The bill—which according to Oberstar and Mica has strong bi-partisan support in the House—is designed to achieve specific objectives:
- Reduce fatalities and injuries on US highways;
- Reduce congestion;
- Provide transportation choices for commuters and travelers;
- Limit the adverse effects of transportation on the environment; and
- Promote public health and the livability of our communities.
Major elements of the Surface Transportation Authorization Act include:
$450 billion in funding over six years. The Surface Transportation Authorization Act:
- Doubles the investment in highway and motor carrier safety to $12.6 billion;
- Provides $337.4 billion for highway construction investment, including at least $100 billion for Capital Asset Investment to begin to restore the National Highway System (including the Interstate System) and the nation’s bridges to a state of good repair;
- Provides $87.6 billion from the Mass Transit Account of the Highway Trust Fund and $12.2 billion from the General Fund for public transit investment to restore the nation’s public transit systems to a state of good repair, and provide access and transportation choices to all Americans from large cities to small towns;
- Within this $450 billion investment, the Act provides $50 billion for Metropolitan Mobility and Access to unlock the congestion that chokes major metropolitan regions; and $25 billion for Projects of National Significance to enhance US global competitiveness by increasing the focus on goods movement and freight mobility.

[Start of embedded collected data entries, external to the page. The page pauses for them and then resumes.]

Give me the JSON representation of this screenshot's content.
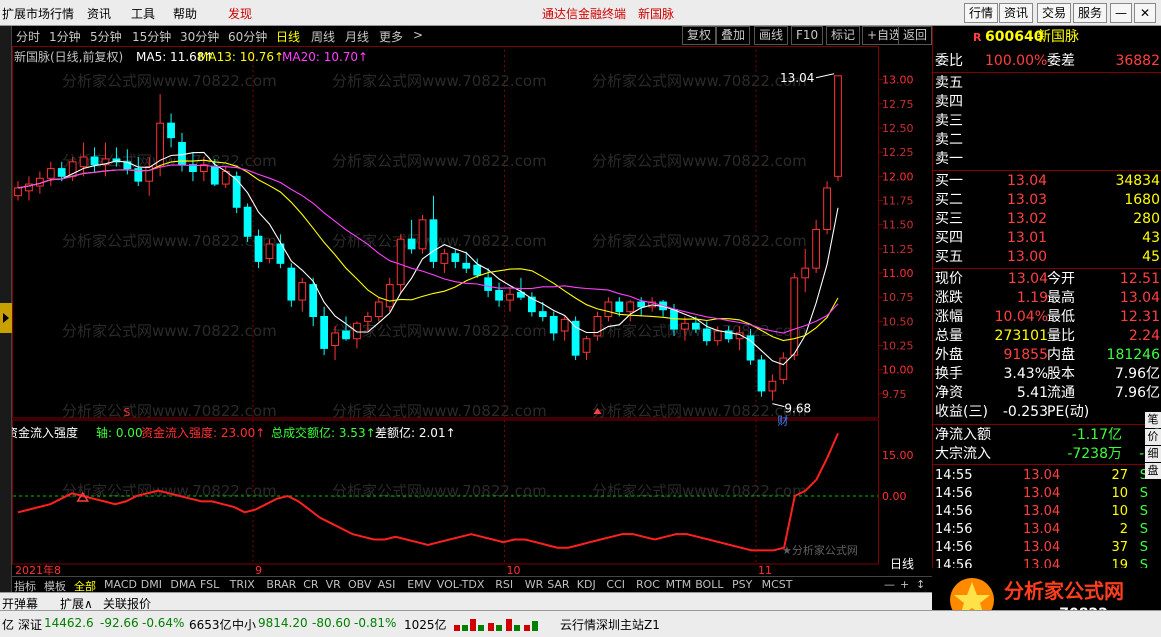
{
  "menu": {
    "items": [
      "扩展市场行情",
      "资讯",
      "工具",
      "帮助"
    ],
    "discover": "发现",
    "center_title": "通达信金融终端",
    "center_stock": "新国脉",
    "right_buttons": [
      "行情",
      "资讯",
      "交易",
      "服务"
    ],
    "window_buttons": [
      "—",
      "▭",
      "✕"
    ]
  },
  "periods": [
    "分时",
    "1分钟",
    "5分钟",
    "15分钟",
    "30分钟",
    "60分钟",
    "日线",
    "周线",
    "月线",
    "更多",
    ">"
  ],
  "active_period": "日线",
  "toolbar_buttons": [
    "复权",
    "叠加",
    "画线",
    "F10",
    "标记",
    "+自选",
    "返回"
  ],
  "chart_header": {
    "name": "新国脉(日线,前复权)",
    "ma5": "MA5: 11.68↑",
    "ma13": "MA13: 10.76↑",
    "ma20": "MA20: 10.70↑"
  },
  "indicator_header": {
    "name": "资金流入强度",
    "axis": "轴: 0.00",
    "strength": "资金流入强度: 23.00↑",
    "vol": "总成交额亿: 3.53↑",
    "diff": "差额亿: 2.01↑"
  },
  "chart_data": [
    {
      "type": "candlestick",
      "title": "新国脉(日线,前复权)",
      "ylim": [
        9.5,
        13.1
      ],
      "yticks": [
        "13.00",
        "12.75",
        "12.50",
        "12.25",
        "12.00",
        "11.75",
        "11.50",
        "11.25",
        "11.00",
        "10.75",
        "10.50",
        "10.25",
        "10.00",
        "9.75"
      ],
      "xlabels": [
        "2021年8",
        "9",
        "10",
        "11"
      ],
      "annotations": {
        "high_label": "13.04",
        "low_label": "9.68",
        "marker": "财"
      },
      "candles": [
        [
          11.8,
          11.95,
          11.75,
          11.88
        ],
        [
          11.85,
          12.0,
          11.75,
          11.92
        ],
        [
          11.9,
          12.05,
          11.82,
          11.98
        ],
        [
          11.98,
          12.15,
          11.9,
          12.08
        ],
        [
          12.08,
          12.15,
          11.95,
          12.0
        ],
        [
          12.0,
          12.2,
          11.95,
          12.15
        ],
        [
          12.1,
          12.35,
          12.0,
          12.2
        ],
        [
          12.2,
          12.3,
          12.05,
          12.12
        ],
        [
          12.12,
          12.35,
          12.0,
          12.18
        ],
        [
          12.18,
          12.3,
          12.1,
          12.15
        ],
        [
          12.15,
          12.28,
          12.02,
          12.08
        ],
        [
          12.08,
          12.2,
          11.9,
          11.95
        ],
        [
          11.95,
          12.2,
          11.8,
          12.1
        ],
        [
          12.1,
          12.85,
          12.0,
          12.55
        ],
        [
          12.55,
          12.65,
          12.3,
          12.4
        ],
        [
          12.35,
          12.45,
          12.05,
          12.12
        ],
        [
          12.12,
          12.25,
          11.95,
          12.05
        ],
        [
          12.05,
          12.2,
          11.95,
          12.12
        ],
        [
          12.1,
          12.18,
          11.9,
          11.92
        ],
        [
          11.92,
          12.1,
          11.88,
          12.05
        ],
        [
          12.0,
          12.05,
          11.62,
          11.68
        ],
        [
          11.68,
          11.72,
          11.32,
          11.38
        ],
        [
          11.38,
          11.45,
          11.05,
          11.12
        ],
        [
          11.15,
          11.35,
          11.1,
          11.3
        ],
        [
          11.3,
          11.4,
          11.05,
          11.1
        ],
        [
          11.05,
          11.1,
          10.65,
          10.72
        ],
        [
          10.72,
          10.95,
          10.6,
          10.9
        ],
        [
          10.88,
          10.95,
          10.45,
          10.55
        ],
        [
          10.55,
          10.65,
          10.15,
          10.22
        ],
        [
          10.25,
          10.45,
          10.1,
          10.38
        ],
        [
          10.4,
          10.55,
          10.3,
          10.32
        ],
        [
          10.32,
          10.5,
          10.22,
          10.48
        ],
        [
          10.5,
          10.6,
          10.4,
          10.55
        ],
        [
          10.55,
          10.75,
          10.5,
          10.7
        ],
        [
          10.65,
          10.95,
          10.6,
          10.88
        ],
        [
          10.88,
          11.4,
          10.8,
          11.35
        ],
        [
          11.35,
          11.55,
          11.2,
          11.25
        ],
        [
          11.25,
          11.6,
          11.2,
          11.55
        ],
        [
          11.55,
          11.8,
          11.05,
          11.12
        ],
        [
          11.1,
          11.25,
          11.0,
          11.2
        ],
        [
          11.2,
          11.25,
          11.05,
          11.12
        ],
        [
          11.1,
          11.22,
          11.0,
          11.05
        ],
        [
          11.08,
          11.15,
          10.95,
          10.98
        ],
        [
          10.95,
          11.05,
          10.75,
          10.82
        ],
        [
          10.82,
          10.9,
          10.65,
          10.72
        ],
        [
          10.72,
          10.85,
          10.6,
          10.78
        ],
        [
          10.8,
          10.95,
          10.72,
          10.75
        ],
        [
          10.75,
          10.8,
          10.55,
          10.6
        ],
        [
          10.6,
          10.7,
          10.5,
          10.55
        ],
        [
          10.55,
          10.6,
          10.3,
          10.38
        ],
        [
          10.4,
          10.55,
          10.3,
          10.52
        ],
        [
          10.5,
          10.55,
          10.1,
          10.15
        ],
        [
          10.18,
          10.35,
          10.1,
          10.32
        ],
        [
          10.35,
          10.6,
          10.3,
          10.55
        ],
        [
          10.55,
          10.75,
          10.5,
          10.7
        ],
        [
          10.7,
          10.75,
          10.55,
          10.6
        ],
        [
          10.6,
          10.72,
          10.5,
          10.7
        ],
        [
          10.7,
          10.75,
          10.55,
          10.65
        ],
        [
          10.65,
          10.75,
          10.6,
          10.7
        ],
        [
          10.7,
          10.72,
          10.55,
          10.62
        ],
        [
          10.62,
          10.68,
          10.35,
          10.42
        ],
        [
          10.42,
          10.55,
          10.3,
          10.48
        ],
        [
          10.48,
          10.55,
          10.38,
          10.42
        ],
        [
          10.42,
          10.5,
          10.25,
          10.3
        ],
        [
          10.3,
          10.45,
          10.25,
          10.4
        ],
        [
          10.4,
          10.45,
          10.28,
          10.32
        ],
        [
          10.32,
          10.45,
          10.2,
          10.38
        ],
        [
          10.35,
          10.42,
          10.05,
          10.1
        ],
        [
          10.1,
          10.15,
          9.72,
          9.78
        ],
        [
          9.78,
          9.95,
          9.68,
          9.88
        ],
        [
          9.9,
          10.18,
          9.85,
          10.12
        ],
        [
          10.15,
          11.0,
          10.1,
          10.95
        ],
        [
          10.95,
          11.25,
          10.8,
          11.05
        ],
        [
          11.05,
          11.55,
          11.0,
          11.45
        ],
        [
          11.45,
          11.95,
          11.4,
          11.88
        ],
        [
          12.0,
          13.04,
          11.95,
          13.04
        ]
      ]
    },
    {
      "type": "line",
      "title": "资金流入强度",
      "ylim": [
        -25,
        25
      ],
      "yticks": [
        "15.00",
        "0.00"
      ],
      "series": [
        {
          "name": "资金流入强度",
          "values": [
            -6,
            -5,
            -4,
            -3,
            -1,
            1,
            0,
            -1,
            -2,
            -3,
            -2,
            0,
            1,
            2,
            1,
            0,
            -1,
            -2,
            -2,
            -3,
            -4,
            -6,
            -5,
            -3,
            -1,
            0,
            -2,
            -5,
            -8,
            -10,
            -12,
            -14,
            -15,
            -16,
            -16,
            -15,
            -16,
            -17,
            -18,
            -17,
            -16,
            -15,
            -14,
            -15,
            -16,
            -17,
            -16,
            -16,
            -17,
            -18,
            -19,
            -19,
            -18,
            -17,
            -16,
            -15,
            -14,
            -14,
            -15,
            -16,
            -15,
            -14,
            -14,
            -15,
            -16,
            -17,
            -18,
            -19,
            -20,
            -20,
            -20,
            -19,
            0,
            2,
            6,
            14,
            23
          ]
        }
      ]
    }
  ],
  "watermark": "分析家公式网www.70822.com",
  "watermark2": "★分析家公式网",
  "tick_flag": "日线",
  "quote": {
    "r_badge": "R",
    "code": "600640",
    "name": "新国脉",
    "weibi_label": "委比",
    "weibi": "100.00%",
    "weicha_label": "委差",
    "weicha": "36882",
    "sells": [
      "卖五",
      "卖四",
      "卖三",
      "卖二",
      "卖一"
    ],
    "buys": [
      {
        "label": "买一",
        "price": "13.04",
        "vol": "34834"
      },
      {
        "label": "买二",
        "price": "13.03",
        "vol": "1680"
      },
      {
        "label": "买三",
        "price": "13.02",
        "vol": "280"
      },
      {
        "label": "买四",
        "price": "13.01",
        "vol": "43"
      },
      {
        "label": "买五",
        "price": "13.00",
        "vol": "45"
      }
    ],
    "stats": [
      {
        "l1": "现价",
        "v1": "13.04",
        "l2": "今开",
        "v2": "12.51"
      },
      {
        "l1": "涨跌",
        "v1": "1.19",
        "l2": "最高",
        "v2": "13.04"
      },
      {
        "l1": "涨幅",
        "v1": "10.04%",
        "l2": "最低",
        "v2": "12.31"
      },
      {
        "l1": "总量",
        "v1": "273101",
        "l2": "量比",
        "v2": "2.24"
      },
      {
        "l1": "外盘",
        "v1": "91855",
        "l2": "内盘",
        "v2": "181246"
      },
      {
        "l1": "换手",
        "v1": "3.43%",
        "l2": "股本",
        "v2": "7.96亿"
      },
      {
        "l1": "净资",
        "v1": "5.41",
        "l2": "流通",
        "v2": "7.96亿"
      },
      {
        "l1": "收益(三)",
        "v1": "-0.253",
        "l2": "PE(动)",
        "v2": ""
      }
    ],
    "flow": [
      {
        "label": "净流入额",
        "v1": "-1.17亿",
        "v2": "-3"
      },
      {
        "label": "大宗流入",
        "v1": "-7238万",
        "v2": "-20"
      }
    ],
    "side_tabs": [
      "笔",
      "价",
      "细",
      "盘"
    ],
    "ticks": [
      {
        "time": "14:55",
        "price": "13.04",
        "vol": "27",
        "dir": "S"
      },
      {
        "time": "14:56",
        "price": "13.04",
        "vol": "10",
        "dir": "S"
      },
      {
        "time": "14:56",
        "price": "13.04",
        "vol": "10",
        "dir": "S"
      },
      {
        "time": "14:56",
        "price": "13.04",
        "vol": "2",
        "dir": "S"
      },
      {
        "time": "14:56",
        "price": "13.04",
        "vol": "37",
        "dir": "S"
      },
      {
        "time": "14:56",
        "price": "13.04",
        "vol": "19",
        "dir": "S"
      },
      {
        "time": "15",
        "price": "",
        "vol": "",
        "dir": ""
      }
    ]
  },
  "indicator_tabs": [
    "指标",
    "模板",
    "全部",
    "MACD",
    "DMI",
    "DMA",
    "FSL",
    "TRIX",
    "BRAR",
    "CR",
    "VR",
    "OBV",
    "ASI",
    "EMV",
    "VOL-TDX",
    "RSI",
    "WR",
    "SAR",
    "KDJ",
    "CCI",
    "ROC",
    "MTM",
    "BOLL",
    "PSY",
    "MCST"
  ],
  "indicator_tabs_active": "全部",
  "zoom_buttons": [
    "—",
    "+",
    "↕"
  ],
  "bottom_row": [
    "开弹幕",
    "扩展∧",
    "关联报价"
  ],
  "status": {
    "prefix": "亿",
    "sz_label": "深证",
    "sz_val": "14462.6",
    "sz_chg": "-92.66",
    "sz_pct": "-0.64%",
    "sz_amt": "6653亿",
    "zx_label": "中小",
    "zx_val": "9814.20",
    "zx_chg": "-80.60",
    "zx_pct": "-0.81%",
    "zx_amt": "1025亿",
    "server": "云行情深圳主站Z1"
  },
  "brand": {
    "name": "分析家公式网",
    "url": "www.70822.com"
  }
}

In addition to this $450 billion investment, the Act provides $50 billion over six years to develop 11 authorized high-speed rail corridors linking major metropolitan regions in the United States.
Creating a National Infrastructure Bank to better leverage limited transportation dollars.
Consolidating or terminating more than 75 programs.
Consolidating of the majority of highway funding in four, core formula categories designed to bring highway and bridge systems to a state of good repair; improve highway safety; develop new and improved capacity; and reduce congestion and greenhouse gas emissions and improve air quality.
Focusing the majority of transit funding in four core categories to bring urban and rural public transit systems to a state of good repair; provide specific funding to restore transit rail systems; provide mobility and access to transit-dependent individuals; and plan, design, and construct new transit lines and intermodal facilities.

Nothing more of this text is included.